In the abstract, a dictionary entry is three pointers; one for the key, one for the value, and a third to store the value of the key's hash. On a 32-bit machine this makes it 12 bytes and on a 64-bit machine, 24 bytes. However, dictionaries do not add entries one by one; instead there are two complications.
First, the basic dictionary structure comes with enough room for up
to five entries. If you watch sys.getsizeof()
as you add keys to a
dictionary, you can see this clearly; an empty dictionary and one with
five entries use the same modest amount of space, but once you add a
sixth entry the space usage jumps.
Second, dictionaries enlarge (and shrink) in discontinuous jumps. Each dictionary has a table for entries, which is always a power of two in size and at most 2/3rds used; when you add an entry that would push the table over 2/3rds used, CPython enlarges the dictionary table instead. Dictionary tables that are not that large quadruple when they're resized; large tables merely double.

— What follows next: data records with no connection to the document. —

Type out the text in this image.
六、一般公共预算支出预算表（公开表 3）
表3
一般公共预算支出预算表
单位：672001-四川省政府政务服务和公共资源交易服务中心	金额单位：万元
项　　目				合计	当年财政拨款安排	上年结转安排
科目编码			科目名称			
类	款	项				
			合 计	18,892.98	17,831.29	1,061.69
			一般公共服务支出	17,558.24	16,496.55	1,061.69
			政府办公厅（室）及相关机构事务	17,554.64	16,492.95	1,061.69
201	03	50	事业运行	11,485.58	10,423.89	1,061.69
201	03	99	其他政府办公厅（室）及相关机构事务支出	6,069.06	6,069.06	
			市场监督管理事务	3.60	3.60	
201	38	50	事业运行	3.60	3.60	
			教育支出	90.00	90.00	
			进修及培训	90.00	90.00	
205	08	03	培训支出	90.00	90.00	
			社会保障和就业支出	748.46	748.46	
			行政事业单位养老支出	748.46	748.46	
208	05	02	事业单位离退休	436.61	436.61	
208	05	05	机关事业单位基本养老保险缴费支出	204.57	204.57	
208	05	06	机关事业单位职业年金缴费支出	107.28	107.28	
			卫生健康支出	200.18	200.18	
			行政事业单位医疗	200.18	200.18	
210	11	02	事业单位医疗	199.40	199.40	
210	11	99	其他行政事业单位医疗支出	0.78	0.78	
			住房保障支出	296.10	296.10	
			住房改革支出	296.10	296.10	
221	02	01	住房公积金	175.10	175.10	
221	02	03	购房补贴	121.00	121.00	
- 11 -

Let's put this in concrete terms. On a 64-bit machine with Python 2.7,
sys.getsizeof()
reports that a dictionary uses 280 bytes when it has
from zero to five elements. When you add a sixth entry, the reported
size jumps to 1048 bytes. We can actually work out exactly where this
memory is going; the size of the dictionary's C structure is 280 bytes,
and then we need a 32-entry table (four times the size of the 8-entry
table we started with) where every entry is 24 bytes, for 768 bytes
total. This adds up to exactly the 1048 bytes of memory usage that was
reported.
Note that all of this is of course implementation dependent, although
the CPython dictionary implementation has been refined enough that it
doesn't seem to change much. Python 3.1.2 reports the same numbers, for
example. The real lesson here is that sys.getsizeof()
means that you
can measure things for yourself if you think it matters in your program.
(Also note that size reported by sys.getsizeof()
does not include
the space required for the keys and the values themselves, for various
reasons.)
|
|